A może właśnie tak powinno być. Skoro świat gry da się opisać mechanicznie, należy tak właśnie robić? Ja tak nie robię, ale jest to rezultat wrodzonego lenistwa i doświadczenia. Wiem (a przynajmniej wydaje mi się), że wszystkiego i tak nie opiszę, więc opisuje niezbędne minimum, a reszcie nadaję cyferki w locie (czasem dosłownie, w trakcie sesji zdarza mi się szybko nabazgrać na kartce ‚ad hoc’ statystyki jakiegoś nieprzewidzianego przeciwnika). Ale może są tacy, którym sztuczka się udaje i w momencie rozpoczęcia gry ich świat jest kompletny – zawiera wszystko to co trzeba, opisane słowami i liczbami.
5) Czy warto zaskakiwać graczy i za zaskoczenie płacić nieścisłościami w mechanice sesji?
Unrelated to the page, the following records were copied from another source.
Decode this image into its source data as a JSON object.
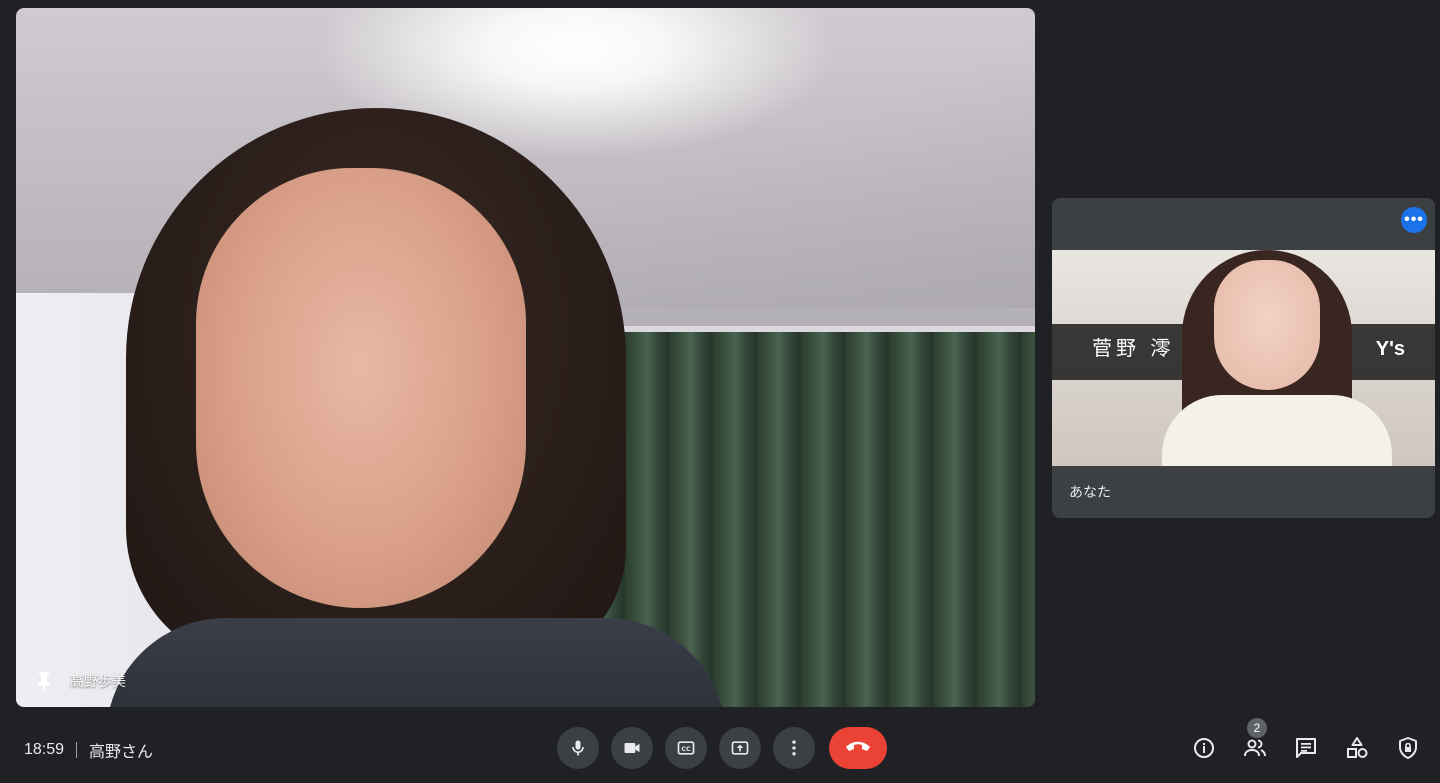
{
  "main_video": {
    "participant_name": "高野歩美"
  },
  "self_video": {
    "name_label": "あなた",
    "banner_name": "菅野 澪",
    "banner_brand": "Y's",
    "more_label": "•••"
  },
  "bottom_bar": {
    "time": "18:59",
    "meeting_name": "高野さん",
    "participant_count": "2"
  },
  "icons": {
    "pin": "pin-icon",
    "mic": "microphone-icon",
    "camera": "video-camera-icon",
    "captions": "closed-captions-icon",
    "present": "present-screen-icon",
    "more": "more-vertical-icon",
    "end": "end-call-icon",
    "info": "info-icon",
    "people": "people-icon",
    "chat": "chat-icon",
    "activities": "activities-icon",
    "host": "host-controls-icon"
  },
  "colors": {
    "background": "#202124",
    "tile": "#3c4043",
    "end_call": "#ea4335",
    "accent": "#1a73e8"
  }
}
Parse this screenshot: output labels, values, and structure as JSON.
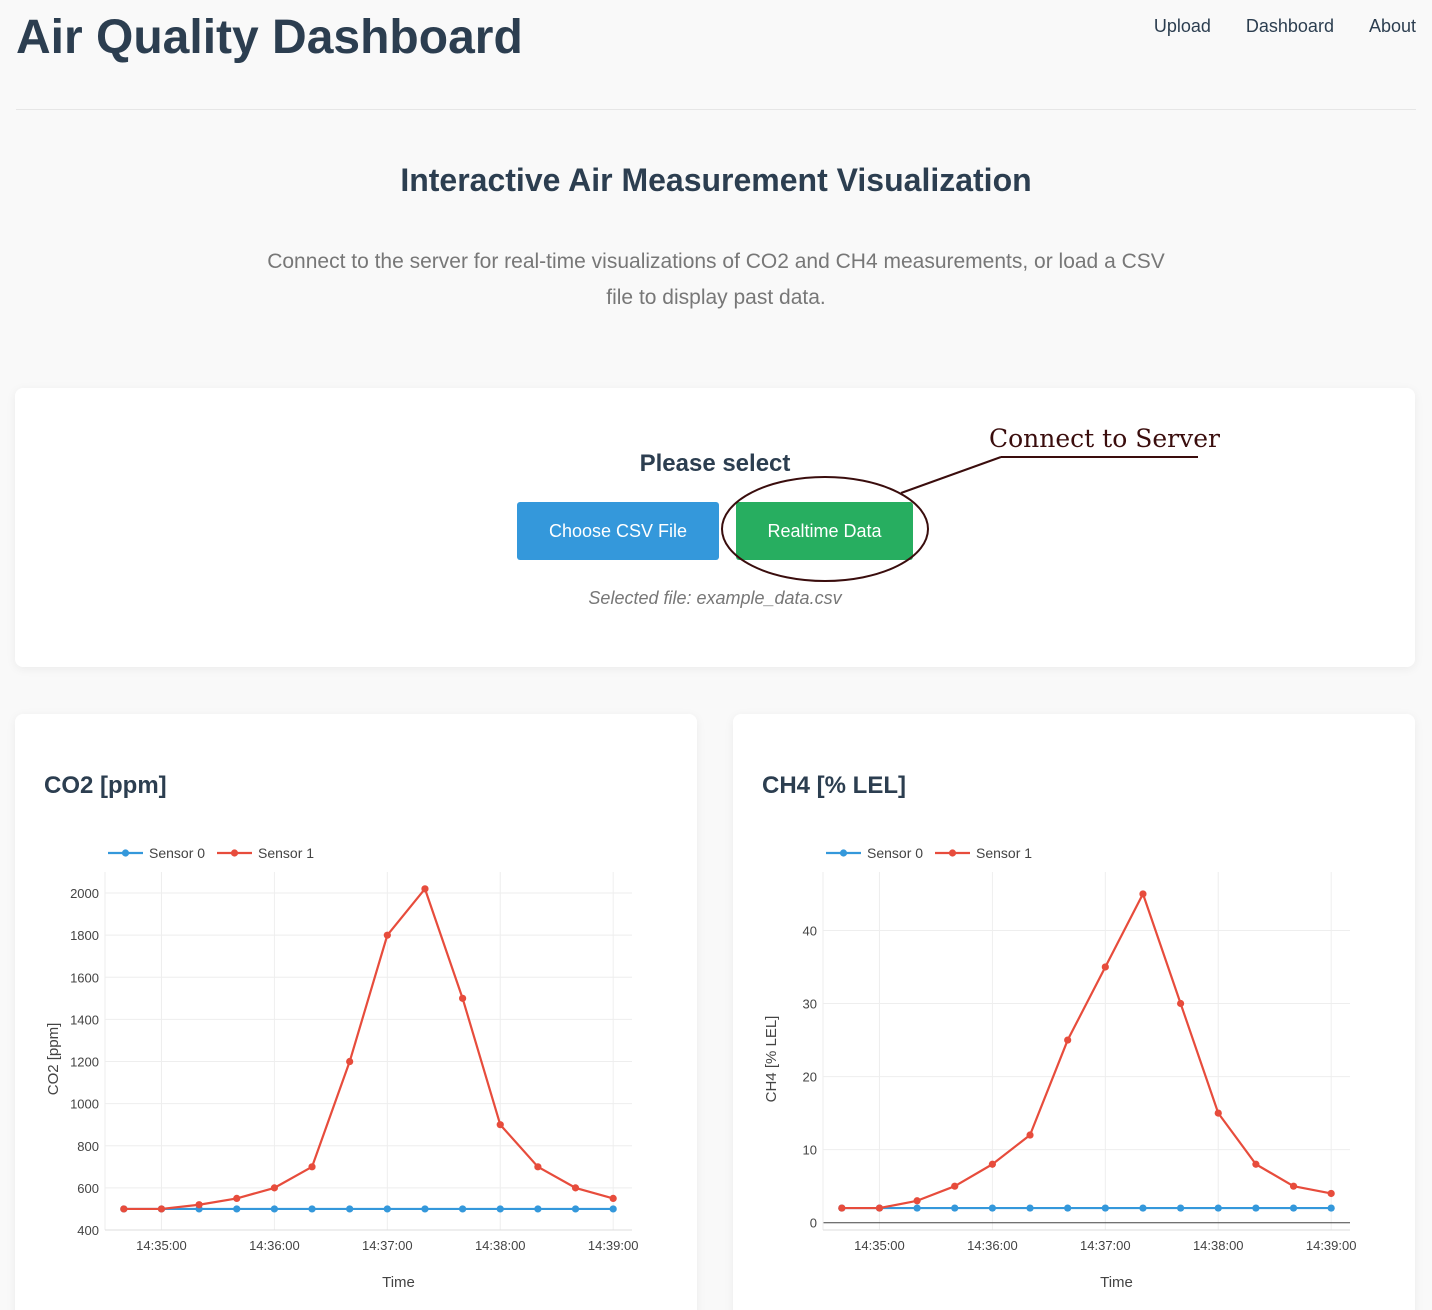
{
  "header": {
    "title": "Air Quality Dashboard",
    "nav": [
      "Upload",
      "Dashboard",
      "About"
    ]
  },
  "intro": {
    "title": "Interactive Air Measurement Visualization",
    "text": "Connect to the server for real-time visualizations of CO2 and CH4 measurements, or load a CSV file to display past data."
  },
  "select": {
    "title": "Please select",
    "csv_button": "Choose CSV File",
    "realtime_button": "Realtime Data",
    "selected_file": "Selected file: example_data.csv",
    "annotation": "Connect to Server"
  },
  "colors": {
    "sensor0": "#3498db",
    "sensor1": "#e74c3c",
    "csv_button": "#3498db",
    "realtime_button": "#27ae60",
    "annotation": "#3a0d0d"
  },
  "chart_data": [
    {
      "type": "line",
      "title": "CO2 [ppm]",
      "xlabel": "Time",
      "ylabel": "CO2 [ppm]",
      "ylim": [
        400,
        2100
      ],
      "yticks": [
        400,
        600,
        800,
        1000,
        1200,
        1400,
        1600,
        1800,
        2000
      ],
      "xticks": [
        "14:35:00",
        "14:36:00",
        "14:37:00",
        "14:38:00",
        "14:39:00"
      ],
      "x": [
        "14:34:40",
        "14:35:00",
        "14:35:20",
        "14:35:40",
        "14:36:00",
        "14:36:20",
        "14:36:40",
        "14:37:00",
        "14:37:20",
        "14:37:40",
        "14:38:00",
        "14:38:20",
        "14:38:40",
        "14:39:00"
      ],
      "legend": "top-left",
      "grid": true,
      "series": [
        {
          "name": "Sensor 0",
          "values": [
            500,
            500,
            500,
            500,
            500,
            500,
            500,
            500,
            500,
            500,
            500,
            500,
            500,
            500
          ]
        },
        {
          "name": "Sensor 1",
          "values": [
            500,
            500,
            520,
            550,
            600,
            700,
            1200,
            1800,
            2020,
            1500,
            900,
            700,
            600,
            550
          ]
        }
      ]
    },
    {
      "type": "line",
      "title": "CH4 [% LEL]",
      "xlabel": "Time",
      "ylabel": "CH4 [% LEL]",
      "ylim": [
        -1,
        48
      ],
      "yticks": [
        0,
        10,
        20,
        30,
        40
      ],
      "xticks": [
        "14:35:00",
        "14:36:00",
        "14:37:00",
        "14:38:00",
        "14:39:00"
      ],
      "x": [
        "14:34:40",
        "14:35:00",
        "14:35:20",
        "14:35:40",
        "14:36:00",
        "14:36:20",
        "14:36:40",
        "14:37:00",
        "14:37:20",
        "14:37:40",
        "14:38:00",
        "14:38:20",
        "14:38:40",
        "14:39:00"
      ],
      "legend": "top-left",
      "grid": true,
      "series": [
        {
          "name": "Sensor 0",
          "values": [
            2,
            2,
            2,
            2,
            2,
            2,
            2,
            2,
            2,
            2,
            2,
            2,
            2,
            2
          ]
        },
        {
          "name": "Sensor 1",
          "values": [
            2,
            2,
            3,
            5,
            8,
            12,
            25,
            35,
            45,
            30,
            15,
            8,
            5,
            4
          ]
        }
      ]
    }
  ]
}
I tu dochodzimy to ostatecznego pytania – czy zaskakiwanie graczy, trzymanie asów w rękawie MG kosztem mechaniki sesji jest lepsze od bycia uczciwym, ale przewidywalnym? I czy wysiłek włożony w rozkminianie mechaniczne świata gry daje podczas sesji jakąś wartość dodaną. Pewnie odpowiedzią jak zwykle jest „to zależy od drużyny, ale należy unikać skarjności”. Ale chętnie zobaczę wasze opinie.
Miłego flame’a życzę.
PS. Zły Miś Gry okazał się jednym z lepszych mistrzów gry u których grałem (jak paru innych z Augustowa) , męczyłem u niego niejedną sesję i nawet dziś, nad kufelkiem zimnego piwa, wspominamy je z rozrzewnieniem.
PS2. Pozwoliłem sobie na pewne nieścisłości w opie przygód zaszłych – kto tam był i tak będzie wiedział co się działo, a kogo nie było, tego powinna obchodzić tylko łatwość czytania notki.